Mike tinha tornado os arredores de seu castelo um lugar obscuro e assustador, para evitar visitantes. Mas do muro para dentro, era um paraíso para ele e Pacagnan. Os dois amantes vinham vivendo de forma segura estando ali.

— E nada de morceguinho. — disse Mike durante uma curta pausa no beijo.

— Ahn. — reclamou o mais novo — Mike, eu quero adotar uma criança! — afastou o rosto, fitando os olhos do morcego.

— Pac, eu sei que é um desejo ardente que você tem em ser pai, mas não será saudável para uma criança crescer em um lar como o nosso, e arriscar ser perseguido por ser filho de um Drácula.

— Você fala de uma forma tão cruel… Eu ensinaria ele palavras mágicas para fazer as sementes das flores crescerem e desabrocharem no nosso jardim… Ensinaria a escrever e ler… Por que não me dá isso? Sabe que amo crianças.

— Quero que quando nós formos montar uma família, ela possa seguir de forma segura, Tarik. Quero que Deus abençõe-a. Isso não será possível enquanto esses católicos quiserem nos amarrar e queimar-nos em praça pública. — suspira, tensionado.

Pac empurra-o suavemente para que se afaste e Mike o faz, deitando ao lado do outro. Tarik cobre melhor seu corpo nu com o cobertor, virando-se de frente para Linnyker.

— Eu te entendo… Tudo bem. — assentiu e deu um sorriso triste. Mikhael tocou a lateral do rosto dele, fazendo um breve carinho.

— Ei, não fique mal com isso. Daremos um jeito, cedo ou tarde.

— Desculpa. — se aproximou, deitando sobre o peito de Link — Eu preciso aceitar de uma vez que não podemos ter uma vida normal, insistir nisso não está funcionando… Você que é o vampiro, e eu que estou perdendo minha humanidade… Posso confessar algo que está na minha cabeça desde o ano passado, quando tivemos o incidente com o bispo? — Mike quase ri, lembrando-se de uma vez em que estavam na casa de um paciente, e o bispo apareceu com uma cruz de ouro de uns 30 centímetros de altura, pingando água benta. O católico tentou atear fogo nos dois.

— O que é?

— Eu desejo fazer uma carnificina. Matar todos eles.

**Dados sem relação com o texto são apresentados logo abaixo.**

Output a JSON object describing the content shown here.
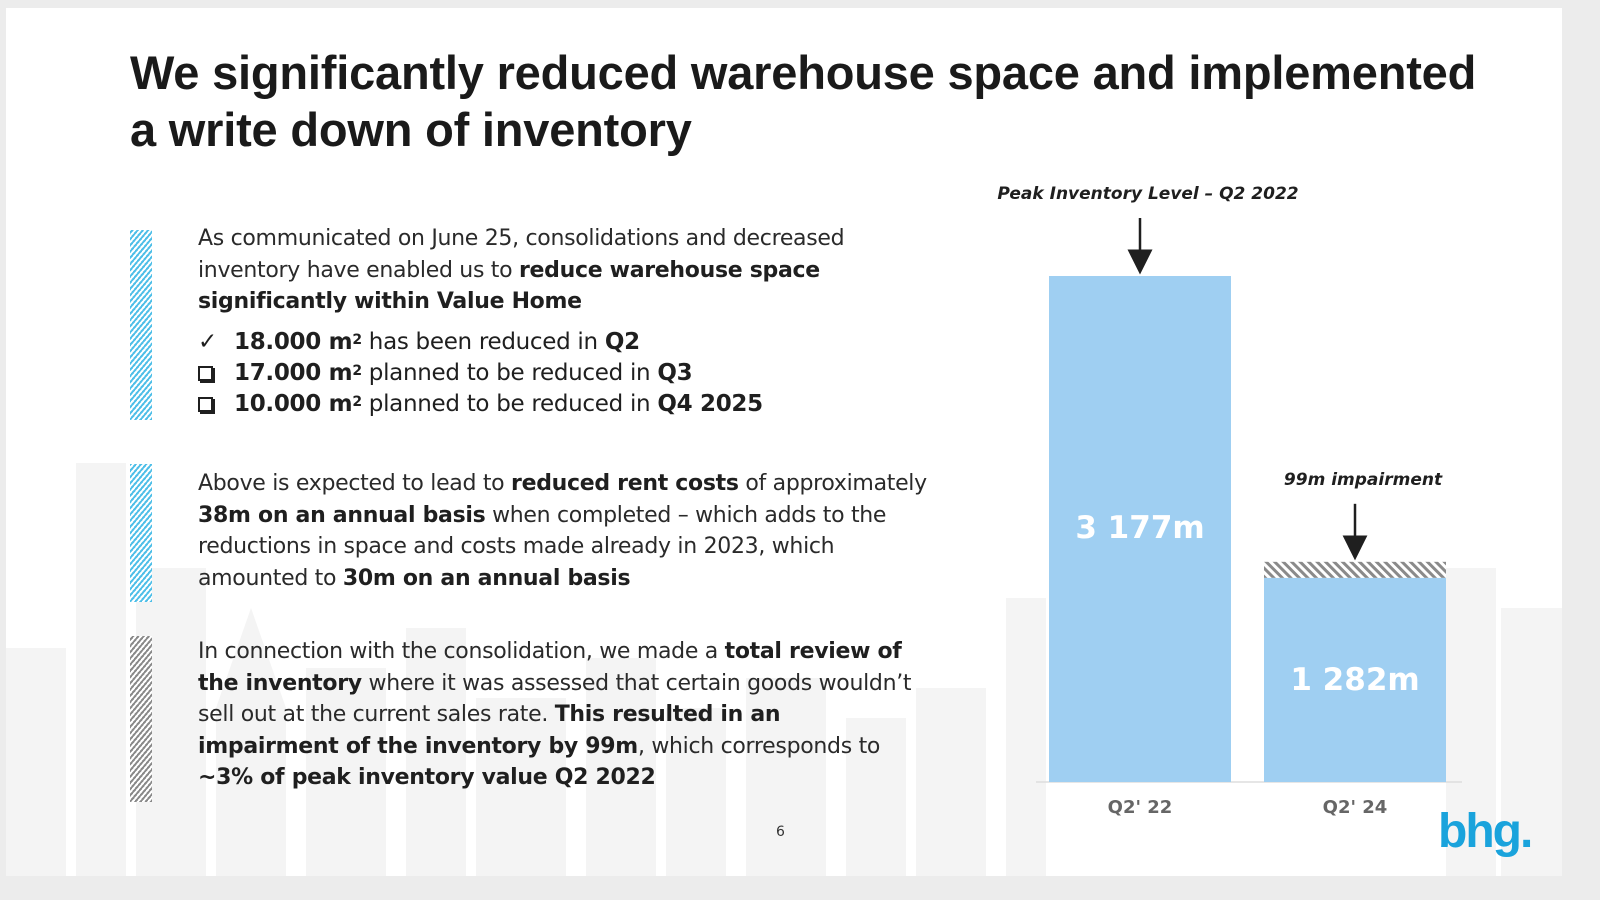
{
  "slide": {
    "title_line1": "We significantly reduced warehouse space and implemented",
    "title_line2": "a write down of inventory",
    "page_number": "6",
    "logo_text": "bhg."
  },
  "block1": {
    "text_a": "As communicated on June 25, consolidations and decreased inventory have enabled us to ",
    "bold_a": "reduce warehouse space significantly within Value Home",
    "items": [
      {
        "mark": "check",
        "bold": "18.000 m",
        "sup": "2",
        "text": " has been reduced in ",
        "bold_end": "Q2"
      },
      {
        "mark": "box",
        "bold": "17.000 m",
        "sup": "2",
        "text": " planned to be reduced in ",
        "bold_end": "Q3"
      },
      {
        "mark": "box",
        "bold": "10.000 m",
        "sup": "2",
        "text": " planned to be reduced in ",
        "bold_end": "Q4 2025"
      }
    ]
  },
  "block2": {
    "t1": "Above is expected to lead to ",
    "b1": "reduced rent costs",
    "t2": " of approximately ",
    "b2": "38m on an annual basis",
    "t3": " when completed – which adds to the reductions in space and costs made already in 2023, which amounted to ",
    "b3": "30m on an annual basis"
  },
  "block3": {
    "t1": "In connection with the consolidation, we made a ",
    "b1": "total review of the inventory",
    "t2": " where it was assessed that certain goods wouldn’t sell out at the current sales rate. ",
    "b2": "This resulted in an impairment of the inventory by 99m",
    "t3": ", which corresponds to ",
    "b3": "~3% of peak inventory value Q2 2022"
  },
  "chart_data": {
    "type": "bar",
    "title": "",
    "categories": [
      "Q2' 22",
      "Q2' 24"
    ],
    "series": [
      {
        "name": "Inventory",
        "values": [
          3177,
          1282
        ],
        "labels": [
          "3 177m",
          "1 282m"
        ],
        "color": "#9fcff2"
      },
      {
        "name": "Impairment",
        "values": [
          0,
          99
        ],
        "labels": [
          "",
          ""
        ],
        "color": "#8a8a8a"
      }
    ],
    "stacked": true,
    "annotations": [
      {
        "category": "Q2' 22",
        "text": "Peak Inventory Level – Q2 2022"
      },
      {
        "category": "Q2' 24",
        "text": "99m impairment"
      }
    ],
    "xlabel": "",
    "ylabel": "",
    "ylim": [
      0,
      3177
    ],
    "grid": false
  },
  "colors": {
    "accent_blue": "#4fbfe8",
    "bar_blue": "#9fcff2",
    "logo_blue": "#1aa3dc",
    "text_dark": "#1f1f1f"
  }
}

— Credo, Tarik, por Deus! — Mikhael arregala os olhos.

— Mike, não adianta tentarmos seguir buscando alguma santificação divina. Você tem contato com o mundo inferior, é um vampiro, você pode invocar anjos da escuridão pra resolver todos os nossos problemas. Por que não faz isso? Sabe que não vão nos deixar em paz.

— Eu não quero que inocentes morram, Tarik. E não quero condenar você. Quero te ter de volta no futuro. Pare de pensar de forma negativa. Não se sente bem curando os doentes com nossos remédios? É um dom divino poder ajudar eles assim. — o Drácula falava docemente, acariciando as costas de Pacagnan. O ex-bibliotecário ouvia-o atenciosamente.

A noite fria e escura estava silenciosa, e o quarto era aquecido pela lareira que Mikhael havia construído em seu quarto para madrugadas como esta. Durante os tais 3 anos, as coisas iam andando como uma montanha russa. Coisas maravilhosas, e outras horríveis em contrapartida. Altos e baixos.

— Me sinto bem sim. Mas é horrível ter que viver fugindo… Eu sabia que seria difícil quando concordei em me mudar para cá com você, e quando começamos a namorar… Mas não sabia que seria tão difícil.

Os dois se calaram por um momento. Mike tinha medo de falar o que pretendia, mas juntou coragem para perguntar.

— Você não está planejando me deixar, está? — sua voz rouca falhou ao final. Tarik o encara, balançando a cabeça negativamente várias vezes.

— Claro que não… Estou pensando em nos mudarmos. Deve haver algum lugar escondido e longe daqui para nós…

— Você se afastaria da sua mãe? — questionou. A boca de Pac move-se em busca de palavras.

— A rainha Ivone não parece se importar muito com minha ausência. — deu de ombros.

— Ok, você me convenceu… Podemos dar um jeito nisso, amor. — deu um selinho nos lábios rosados de Tarik — Só vou fazer uma visita ao meu amigo mago e você pode se despedir da sua mãe enquanto isso.

— Amanhã? — Tarik ficou surpreso com a decisão repentina.

— Sim. Não sei pra onde iremos, mas não quero viver aqui com você infeliz, Pac. — abraçou o corpo de seu humano — Eu prometi que te faria feliz.

— Oh, eu te amo tanto. — Pacagnan diz risonho — Você me faz feliz sim, Mike. Eu lhe amo por isso.

— Ótimo. Então, tente dormir agora, docinho. Temos que fazer as malas ao raiar do sol.